Merkel draws party cheers for centrist line on refugees
German Chancellor Angela Merkel pledged Monday to reduce a massive refugee influx but insisted on keeping the door open to the world's neediest, drawing a rousing standing ovation from her party.
After weeks of infighting over the expected arrival of around one million asylum seekers to Germany this year, Merkel appeared to unite her conservative Christian Democratic Union (CDU) behind a centrist line of generosity with clear limits.
She drew loud applause as she repeated her rallying cry "We can do it" during an impassioned hour-long speech, capped by nine minutes in which the 1,000 delegates took to their feet to cheer their chancellor, who beamed and waved to the crowd.
Merkel appealed to the venerable party's sense of history, saying that the same strength that allowed it "to rebuild from the rubble of the war to create the economic miracle, and to go from division to a reunified country" would get Germany through the refugee crisis.
Even in the face of demands from the right wing of the party for an upper limit on newcomers, Merkel insisted Germany would never seal its border.
"We want to tangibly reduce the number of refugees arriving," Merkel said.
"With an approach focused on the German, European and global level, we will succeed in regulating and limiting migration."
But she said Germany had a "moral and political" duty as Europe's top economic power to continue to help the world's desperate people, particularly those from war-ravaged Syria.

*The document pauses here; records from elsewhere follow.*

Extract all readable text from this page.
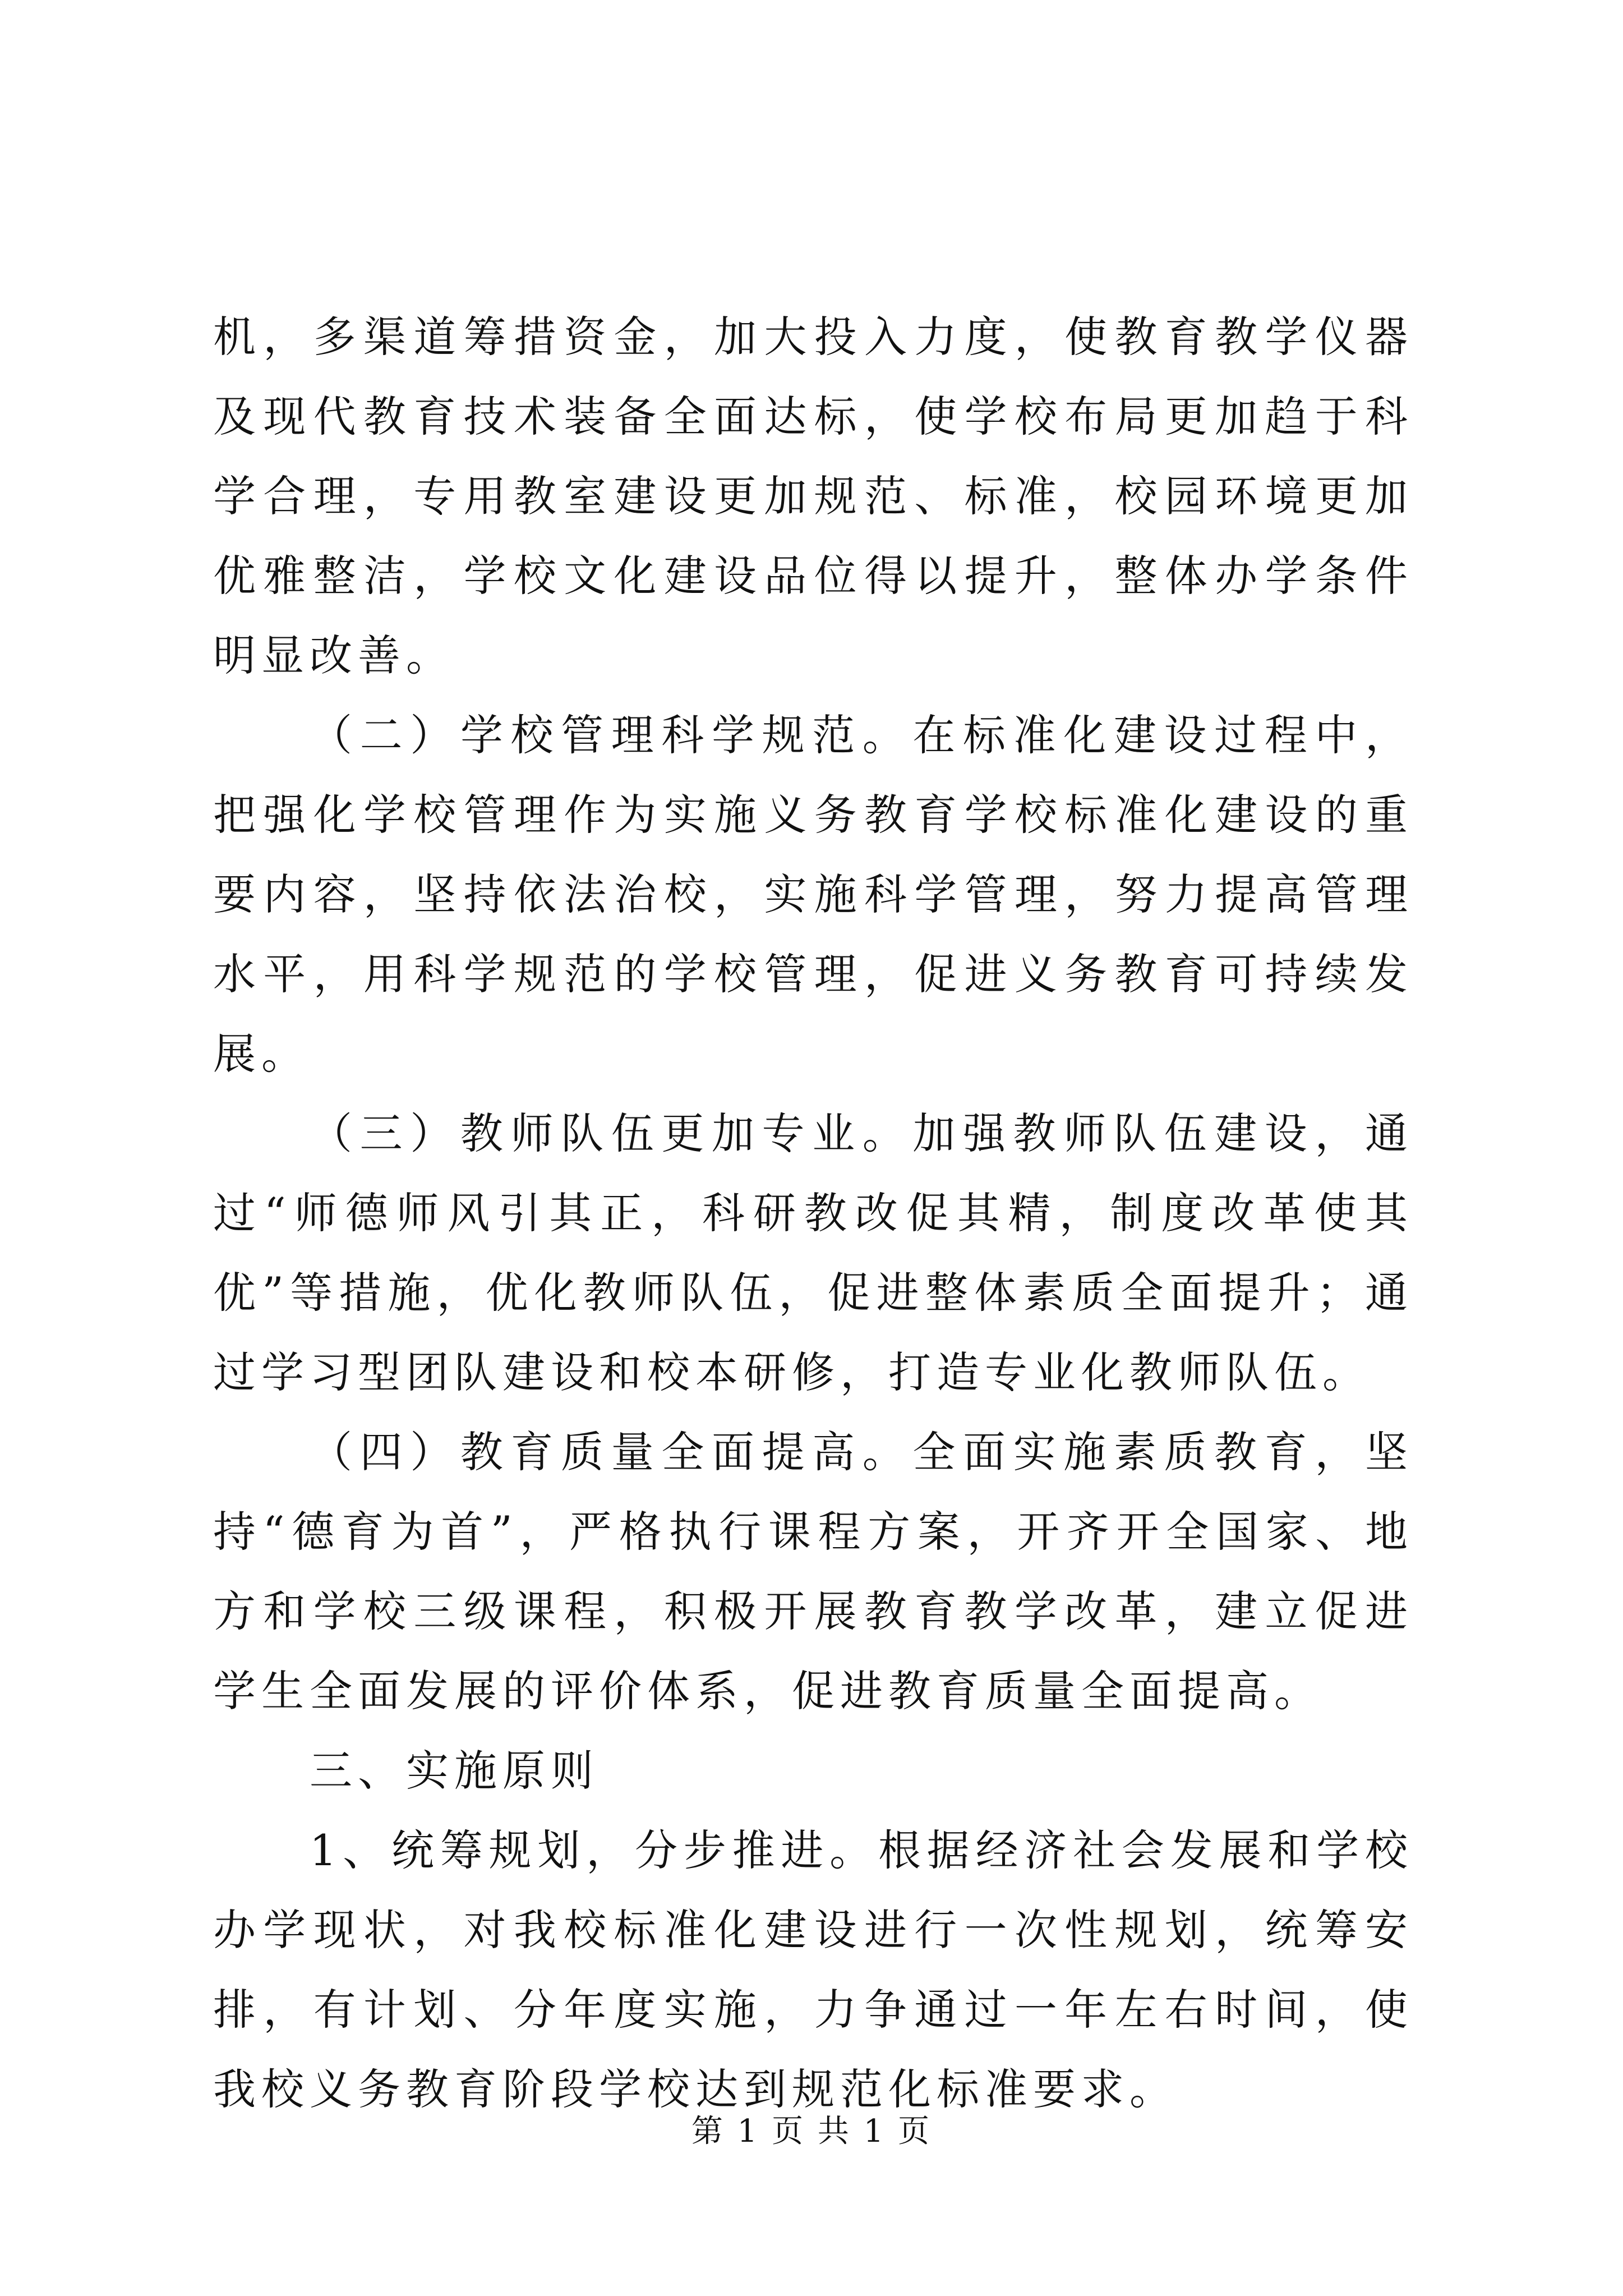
机，多渠道筹措资金，加大投入力度，使教育教学仪器及现代教育技术装备全面达标，使学校布局更加趋于科学合理，专用教室建设更加规范、标准，校园环境更加优雅整洁，学校文化建设品位得以提升，整体办学条件明显改善。

（二）学校管理科学规范。在标准化建设过程中，把强化学校管理作为实施义务教育学校标准化建设的重要内容，坚持依法治校，实施科学管理，努力提高管理水平，用科学规范的学校管理，促进义务教育可持续发展。

（三）教师队伍更加专业。加强教师队伍建设，通过“师德师风引其正，科研教改促其精，制度改革使其优”等措施，优化教师队伍，促进整体素质全面提升；通过学习型团队建设和校本研修，打造专业化教师队伍。

（四）教育质量全面提高。全面实施素质教育，坚持“德育为首”，严格执行课程方案，开齐开全国家、地方和学校三级课程，积极开展教育教学改革，建立促进学生全面发展的评价体系，促进教育质量全面提高。

三、实施原则

1、统筹规划，分步推进。根据经济社会发展和学校办学现状，对我校标准化建设进行一次性规划，统筹安排，有计划、分年度实施，力争通过一年左右时间，使我校义务教育阶段学校达到规范化标准要求。

第 1 页 共 1 页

"We will live up to our humanitarian responsibility," she said.
The gathering of around 1,000 delegates in the southwestern city of Karlsruhe was seen as one of the most important of Merkel's 15-year tenure at the helm of the party.
After weeks of internal debate, the CDU was at pains to stage a show of unity ahead of three key state elections in March and a decision next year whether Merkel will stand for a fourth term in the 2017 general election.
- 'Big heart, no strategy' -
Ahead of an EU summit this week, Merkel said she was banking on a multi-pronged approach to cut refugee numbers, urging bolstered protection for the bloc's external borders, support for Turkey to host refugees long-term, and a long-shot bid for a distribution scheme among EU member states.
She also touted a range of measures already undertaken in Germany including extending a list of safe countries of origin, expediting repatriation of rejected asylum seekers and beefing up staffing to process applicants.
Merkel is widely seen as Europe's most influential leader and bagged the "Person of the Year" award from TIME magazine last week and the Financial Times on Monday.
But her open-door stance has drawn fire at home and in many corners of Europe, with critics accusing her of having a big heart but no clear strategy.
The chancellor won a battle with the right-wing of the CDU in the run-up to the gathering by torpedoing its bid to set a cap on the number of asylum seekers Germany would take in -- a proposal she has denounced as immoral and unconstitutional.
The compromise text, due to be passed later Monday, instead calls for a "tangible reduction of asylum seekers and refugees".
Germany is divided roughly down the middle by the refugee issue, with a poll on Friday showing 49 percent opposed Merkel's stance while 47 percent supported it.
The CDU has grown jittery as the disaffection has given a boost to the right-wing populist AfD party, which has soared to 10 percent in some polls.
"Many traditional voters feel homeless," news weekly Der Spiegel wrote in its current cover story headlined "The Anxious Nation".
Nevertheless, the CDU has recovered its footing in the polls after a steep drop in the autumn and is now tallying about 39 percent, just 2.5 points off its 2013 showing in the general election.
The SPD, which has been riven between centrists and leftists since Merkel booted then chancellor Gerhard Schroeder out of office in 2005, trails far behind at about 24 percent.
Merkel also has no clear challenger within her party, as even CDU critics acknowledge that she is their strongest asset at the polls.